Shanghai is home to one of China’s biggest indoor climbing walls, but it’s far from the only option in town. Time Out checks out four walls to scale for all abilities
Perched on the second level of Hongkou Football Stadium’s Gate 21, Hengyi is not easy to find (follow posters to the spit ’n’ sawdust boxing gym next door), but at 1,500sqm, this is the second largest indoor wall in the city and is worth seeking out.
By day, the atmosphere is relaxed with instructors mooching around occasionally strumming on a guitar. At night, the space is teeming with teens. The facilities are not cutting-edge but they are safe and do the job. Branded climbing shoes, harnesses and pads are provided.
There is a modest weights gym in the attic, a slack wire to practice balance and a small mezzanine where you can study fellow climbers’ techniques. Despite the graffiti art and slacker feel the instructors are experienced professionals, some of whom have worked at the centre since it opened 13 years ago. Private tuition is available in English with trainer Yak. It’s also open 365 days a year.
Ten minutes’ walk away from Hongkou Stadium in a converted factory, Rockdancing echoes Hengyi’s young urban feel. The Skittles paint job and linear walls, however, feel notably more child-friendly (though both take kids from age ten).
While you won’t run out of routes, the 1-D format doesn’t allow for many lateral possibilities. The simpler climbs make it an accessible wall, though some may wish for a greater challenge. Pleasingly, it’s also open air.
Rockdancing offers free technical tuition sessions with fully trained instructors. At time of writing, classes run from 7-8.30pm every Monday, though these can change, so check the website for regular updates.
Cost: 45RMB/Mon-Fri, 55RMB/Sat-Sun.
With eight main walls stretching up to heights of 20 metres, the climbing centre at Shanghai Stadium is one of the best in the country. With two relatively easy walls followed by a succession of trickier climbs, a large bouldering (rope-free) area with plenty of routes and a series of challenging overhangs, there’s plenty here to occupy seasoned climbers.
Novices on the other hand, will find little in the way of tips and advice from the staff, though they will help with basics such as your equipment and belaying (feeding and taking the slack from the rope as you climb). The rental equipment is in good condition and it’s good value too.
Cost: 40RMB 10am-5pm Mon-Fri; 50RMB 5-10pm Mon-Fri, 10am-10pm weekends.
Despite being some way from any occupied residential areas (though plenty are under construction nearby), Xuhui Riverside Public Space has become an increasingly popular destination for large numbers of people at weekends. With a (slightly cracked already) skating bowl, a pleasant raised walkway running between two towering decommissioned cranes and open riverside paths, it’s easy to see why – there is plenty to do here.

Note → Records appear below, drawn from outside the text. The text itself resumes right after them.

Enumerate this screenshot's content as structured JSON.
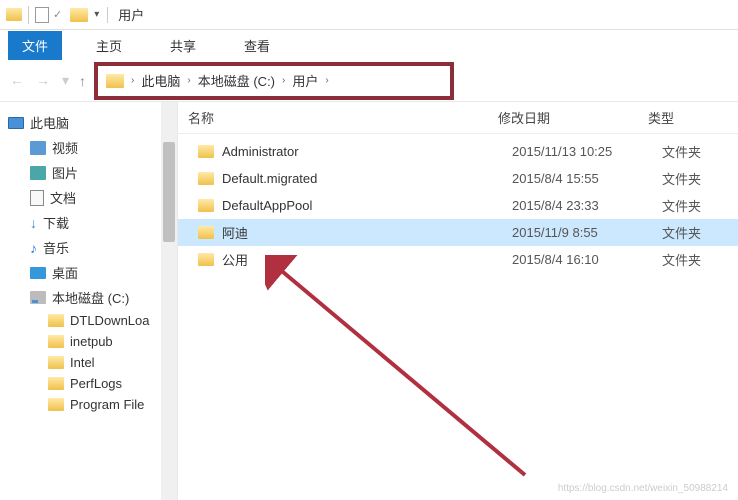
{
  "window": {
    "title": "用户"
  },
  "ribbon": {
    "tabs": [
      "文件",
      "主页",
      "共享",
      "查看"
    ],
    "active_index": 0
  },
  "breadcrumb": {
    "items": [
      "此电脑",
      "本地磁盘 (C:)",
      "用户"
    ]
  },
  "sidebar": {
    "items": [
      {
        "label": "此电脑",
        "icon": "pc",
        "indent": 0
      },
      {
        "label": "视频",
        "icon": "generic",
        "indent": 1
      },
      {
        "label": "图片",
        "icon": "pics",
        "indent": 1
      },
      {
        "label": "文档",
        "icon": "doc",
        "indent": 1
      },
      {
        "label": "下载",
        "icon": "down",
        "indent": 1
      },
      {
        "label": "音乐",
        "icon": "music",
        "indent": 1
      },
      {
        "label": "桌面",
        "icon": "desk",
        "indent": 1
      },
      {
        "label": "本地磁盘 (C:)",
        "icon": "disk",
        "indent": 1
      },
      {
        "label": "DTLDownLoa",
        "icon": "folder",
        "indent": 2
      },
      {
        "label": "inetpub",
        "icon": "folder",
        "indent": 2
      },
      {
        "label": "Intel",
        "icon": "folder",
        "indent": 2
      },
      {
        "label": "PerfLogs",
        "icon": "folder",
        "indent": 2
      },
      {
        "label": "Program File",
        "icon": "folder",
        "indent": 2
      }
    ]
  },
  "columns": {
    "name": "名称",
    "date": "修改日期",
    "type": "类型"
  },
  "rows": [
    {
      "name": "Administrator",
      "date": "2015/11/13 10:25",
      "type": "文件夹",
      "selected": false
    },
    {
      "name": "Default.migrated",
      "date": "2015/8/4 15:55",
      "type": "文件夹",
      "selected": false
    },
    {
      "name": "DefaultAppPool",
      "date": "2015/8/4 23:33",
      "type": "文件夹",
      "selected": false
    },
    {
      "name": "阿迪",
      "date": "2015/11/9 8:55",
      "type": "文件夹",
      "selected": true
    },
    {
      "name": "公用",
      "date": "2015/8/4 16:10",
      "type": "文件夹",
      "selected": false
    }
  ],
  "watermark": "https://blog.csdn.net/weixin_50988214"
}
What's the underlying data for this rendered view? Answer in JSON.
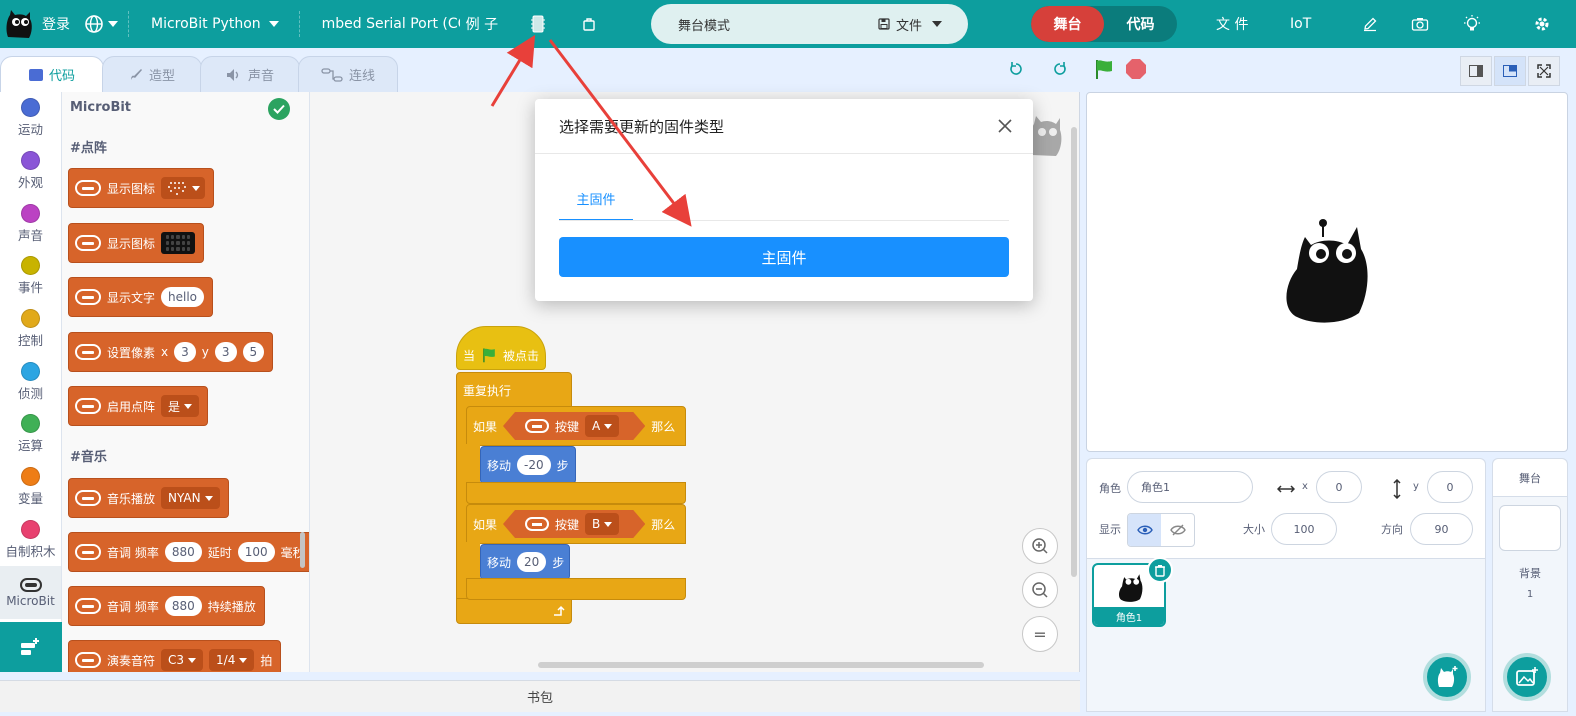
{
  "menubar": {
    "login": "登录",
    "language_icon": "globe-icon",
    "language_caret": "caret-down",
    "device": "MicroBit Python",
    "serial_port": "mbed Serial Port (COM",
    "examples": "例 子",
    "stage_mode": "舞台模式",
    "file_menu": "文件",
    "mode_stage": "舞台",
    "mode_code": "代码",
    "file": "文 件",
    "iot": "IoT"
  },
  "tabs": {
    "code": "代码",
    "costume": "造型",
    "sound": "声音",
    "wire": "连线"
  },
  "categories": [
    {
      "label": "运动",
      "color": "#4a6cd4"
    },
    {
      "label": "外观",
      "color": "#8a55d7"
    },
    {
      "label": "声音",
      "color": "#bb42c3"
    },
    {
      "label": "事件",
      "color": "#c8b300"
    },
    {
      "label": "控制",
      "color": "#e1a91a"
    },
    {
      "label": "侦测",
      "color": "#2ca5e2"
    },
    {
      "label": "运算",
      "color": "#40b056"
    },
    {
      "label": "变量",
      "color": "#ee7d16"
    },
    {
      "label": "自制积木",
      "color": "#e8416f"
    },
    {
      "label": "MicroBit",
      "color": "#333333"
    }
  ],
  "palette": {
    "header": "MicroBit",
    "section_matrix": "#点阵",
    "section_music": "#音乐",
    "blocks": {
      "show_icon_1": "显示图标",
      "show_icon_2": "显示图标",
      "show_text": "显示文字",
      "show_text_value": "hello",
      "set_pixel": "设置像素",
      "set_pixel_x_label": "x",
      "set_pixel_x": "3",
      "set_pixel_y_label": "y",
      "set_pixel_y": "3",
      "set_pixel_val": "5",
      "enable_matrix": "启用点阵",
      "enable_matrix_value": "是",
      "music_play": "音乐播放",
      "music_value": "NYAN",
      "tone_label": "音调 频率",
      "tone_freq": "880",
      "tone_delay_label": "延时",
      "tone_delay": "100",
      "tone_extra": "毫秒",
      "tone2_label": "音调 频率",
      "tone2_freq": "880",
      "tone2_suffix": "持续播放",
      "note_label": "演奏音符",
      "note_value": "C3",
      "note_beat": "1/4",
      "note_suffix": "拍"
    }
  },
  "script": {
    "hat": "当",
    "hat_suffix": "被点击",
    "forever": "重复执行",
    "if1": "如果",
    "button_label1": "按键",
    "button_a": "A",
    "then1": "那么",
    "move1": "移动",
    "move1_val": "-20",
    "step1": "步",
    "if2": "如果",
    "button_label2": "按键",
    "button_b": "B",
    "then2": "那么",
    "move2": "移动",
    "move2_val": "20",
    "step2": "步"
  },
  "workspace": {
    "zoom_in": "+",
    "zoom_out": "−",
    "zoom_reset": "="
  },
  "bottombar": {
    "backpack": "书包"
  },
  "sprite": {
    "label": "角色",
    "name": "角色1",
    "x_label": "x",
    "x": "0",
    "y_label": "y",
    "y": "0",
    "show_label": "显示",
    "size_label": "大小",
    "size": "100",
    "direction_label": "方向",
    "direction": "90",
    "thumb_name": "角色1"
  },
  "backdrop": {
    "stage_label": "舞台",
    "backdrop_label": "背景",
    "count": "1"
  },
  "dialog": {
    "title": "选择需要更新的固件类型",
    "tab": "主固件",
    "button": "主固件"
  },
  "colors": {
    "teal": "#0d9e9e",
    "accent_red": "#d6403a",
    "primary_blue": "#1890ff",
    "arrow_red": "#e8403a"
  }
}
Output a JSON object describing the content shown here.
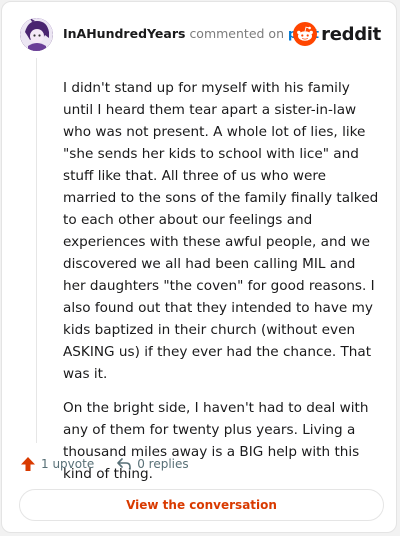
{
  "header": {
    "username": "InAHundredYears",
    "action_text": "commented on",
    "post_link": "post",
    "brand": "reddit"
  },
  "comment": {
    "paragraphs": [
      "I didn't stand up for myself with his family until I heard them tear apart a sister-in-law who was not present. A whole lot of lies, like \"she sends her kids to school with lice\" and stuff like that. All three of us who were married to the sons of the family finally talked to each other about our feelings and experiences with these awful people, and we discovered we all had been calling MIL and her daughters \"the coven\" for good reasons. I also found out that they intended to have my kids baptized in their church (without even ASKING us) if they ever had the chance. That was it.",
      "On the bright side, I haven't had to deal with any of them for twenty plus years. Living a thousand miles away is a BIG help with this kind of thing."
    ]
  },
  "actions": {
    "upvote_label": "1 upvote",
    "replies_label": "0 replies"
  },
  "cta": {
    "label": "View the conversation"
  },
  "colors": {
    "brand_orange": "#ff4500",
    "upvote_red": "#d93a00",
    "link_blue": "#0079d3"
  },
  "icons": {
    "upvote": "arrow-up-icon",
    "reply": "reply-arrow-icon",
    "logo": "reddit-snoo-icon"
  }
}
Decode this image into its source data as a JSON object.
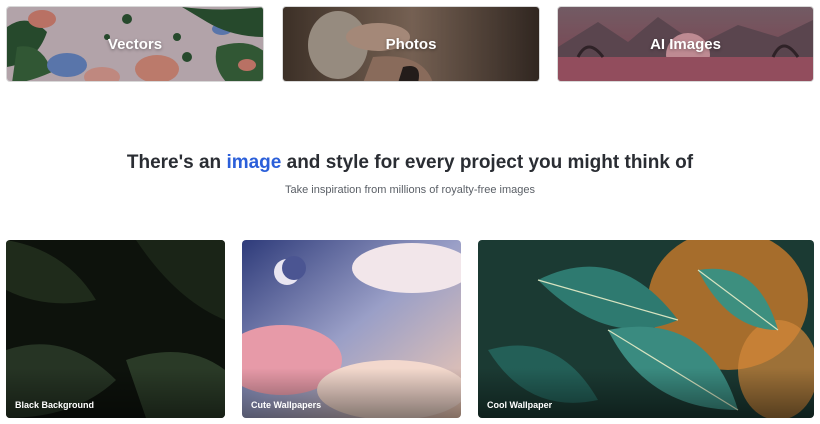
{
  "categories": {
    "vectors": "Vectors",
    "photos": "Photos",
    "ai_images": "AI Images"
  },
  "headline": {
    "before": "There's an ",
    "accent": "image",
    "after": " and style for every project you might think of"
  },
  "subline": "Take inspiration from millions of royalty-free images",
  "gallery": {
    "black_background": "Black Background",
    "cute_wallpapers": "Cute Wallpapers",
    "cool_wallpaper": "Cool Wallpaper"
  },
  "colors": {
    "accent": "#2b5fd9",
    "headline": "#2a2d33",
    "subline": "#5a5f66"
  }
}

Lying underneath a section of the raised walkway, the small climbing wall comes without ropes or trainers and won’t offer much of a challenge to experienced climbers, but it’s a fun place for beginners. There are several straightforward routes to the top, though a series of tricky overhangs means that some routes are not quite as simple as they may first appear and numerous climbers are sent back to the crash mats below with a bump.
On Sunday afternoons, the crash mats are also the domain of a local parkour group, meaning you can recline on the grass after your climb and watch young Chinese kids pulling flips and somersaults.